The Turbulence of Unbalanced Power
Every so often, Futures Research projects unveil a pervasive challenge that catches our attention. Below is one such discovery.
After completing a series of unassociated projects in public education and healthcare, a meta-theme popped out: the inherent turbulence in the division of labor.
In a nutshell, the theme highlights similarities between education and healthcare organizations. As observed through recent projects, both organization types are similar in the following ways:
- Mission - Committed to improving human life
- Value - Access to expertise
- Advocacy - Actively promotes mission through action
- Accountable - Upstream budgets, benchmarks, and rules are partly defined externally while job performance metrics are defined internally
- Leadership - Enlightened, externally aware, internally focused for sustainability; often opaque for reasons of complexity and flexibility
- Personnel - Educated, confident, and drawn to mission
- Power - Like many private businesses, the organization's power to define strategy and make budget and process decisions is controlled by a small executive team.

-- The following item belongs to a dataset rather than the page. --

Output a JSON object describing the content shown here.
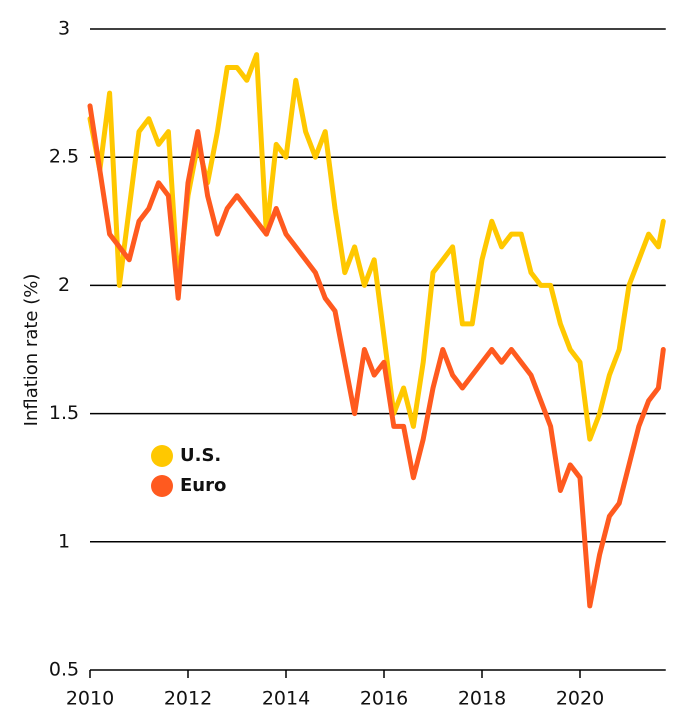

Here's where the theme gets interesting: Our projects detected significant concern affecting trust and respect in how an organization's labor is divided between the deciders and the doers. For both organization types, the division is clear and highly reinforced in titles, information sharing, chain of command, decision making practices, policies, physical arrangements, etc.

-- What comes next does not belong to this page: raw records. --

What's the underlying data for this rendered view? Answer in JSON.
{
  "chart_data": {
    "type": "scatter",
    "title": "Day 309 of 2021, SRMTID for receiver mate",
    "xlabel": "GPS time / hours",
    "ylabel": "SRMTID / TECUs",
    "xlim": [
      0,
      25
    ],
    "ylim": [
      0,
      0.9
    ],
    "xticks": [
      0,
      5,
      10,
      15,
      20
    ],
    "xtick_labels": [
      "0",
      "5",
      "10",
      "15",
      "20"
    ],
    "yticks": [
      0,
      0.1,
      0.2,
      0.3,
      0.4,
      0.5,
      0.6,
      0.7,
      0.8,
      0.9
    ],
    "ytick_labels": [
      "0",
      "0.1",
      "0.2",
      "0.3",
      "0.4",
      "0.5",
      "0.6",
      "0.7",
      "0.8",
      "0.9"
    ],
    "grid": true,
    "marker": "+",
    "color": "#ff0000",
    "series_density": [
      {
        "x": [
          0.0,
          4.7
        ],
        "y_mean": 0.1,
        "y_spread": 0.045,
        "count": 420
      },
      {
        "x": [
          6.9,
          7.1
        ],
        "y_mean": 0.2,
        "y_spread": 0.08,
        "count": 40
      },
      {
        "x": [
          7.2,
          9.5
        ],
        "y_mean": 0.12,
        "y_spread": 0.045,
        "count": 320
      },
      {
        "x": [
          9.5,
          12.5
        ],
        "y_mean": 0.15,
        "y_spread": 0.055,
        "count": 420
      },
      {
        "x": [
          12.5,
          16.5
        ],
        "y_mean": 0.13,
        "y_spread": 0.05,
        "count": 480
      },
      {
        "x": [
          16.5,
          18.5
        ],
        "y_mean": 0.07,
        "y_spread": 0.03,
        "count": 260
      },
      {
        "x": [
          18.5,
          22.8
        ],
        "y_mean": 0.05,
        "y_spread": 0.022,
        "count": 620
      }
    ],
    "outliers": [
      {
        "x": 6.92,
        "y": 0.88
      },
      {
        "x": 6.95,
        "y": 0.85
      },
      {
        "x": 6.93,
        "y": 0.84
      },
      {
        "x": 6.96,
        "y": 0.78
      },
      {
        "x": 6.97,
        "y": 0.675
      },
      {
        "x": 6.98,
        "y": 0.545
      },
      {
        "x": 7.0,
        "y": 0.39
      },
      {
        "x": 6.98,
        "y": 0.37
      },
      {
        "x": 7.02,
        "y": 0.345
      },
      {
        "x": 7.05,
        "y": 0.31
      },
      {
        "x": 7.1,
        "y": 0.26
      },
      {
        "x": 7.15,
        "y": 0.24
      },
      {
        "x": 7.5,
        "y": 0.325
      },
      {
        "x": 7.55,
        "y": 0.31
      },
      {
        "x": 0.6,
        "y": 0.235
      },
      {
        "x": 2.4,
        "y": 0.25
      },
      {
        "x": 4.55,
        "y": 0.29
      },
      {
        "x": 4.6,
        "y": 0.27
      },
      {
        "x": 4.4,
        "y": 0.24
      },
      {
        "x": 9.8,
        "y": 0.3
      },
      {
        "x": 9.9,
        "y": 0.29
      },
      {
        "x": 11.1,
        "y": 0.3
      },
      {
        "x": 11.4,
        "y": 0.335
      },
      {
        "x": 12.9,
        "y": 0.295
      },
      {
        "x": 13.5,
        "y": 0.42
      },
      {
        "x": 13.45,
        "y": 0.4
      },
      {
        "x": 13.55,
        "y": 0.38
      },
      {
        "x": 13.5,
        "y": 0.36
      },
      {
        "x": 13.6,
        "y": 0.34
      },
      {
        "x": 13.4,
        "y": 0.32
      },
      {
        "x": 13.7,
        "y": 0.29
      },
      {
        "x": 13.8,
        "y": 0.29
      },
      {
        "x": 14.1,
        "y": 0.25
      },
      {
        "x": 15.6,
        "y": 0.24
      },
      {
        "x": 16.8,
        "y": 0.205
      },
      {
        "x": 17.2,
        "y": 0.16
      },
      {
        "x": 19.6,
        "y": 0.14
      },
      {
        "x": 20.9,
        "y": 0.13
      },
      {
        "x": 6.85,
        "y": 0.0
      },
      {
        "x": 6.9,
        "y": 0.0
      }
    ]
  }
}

Unlike many private businesses, the people who deliver the value in these organizations (i.e., the "doers") are often highly trained professionals whose job is to make things better. In education, value is conveyed through an instructor with specialized training who applies their expertise to help students grow, learn, and develop. In healthcare, value is conveyed through a credentialed healthcare professional who guides patients to health.
These frontline personnel are smart, observant, and prone to have ideas about how their work can be improved. It is not lost on many frontline doers that those who control the spaces, the schedules, the processes, and the available resources for frontline work are not the people doing the frontline work. This dynamic is a common source for internal turbulence. When decisions are made (or not made) that appear to not improve or even worsen the conditions for frontline workers, the dynamic emerges as an erosion of trust, respect, and confidence.
When discussing this discovery, many leaders of these organizations acknowledge the division of labor between the deciders and the doers can be a source of conflict, but they rather quickly conclude that there really is no other way. I am not so sure.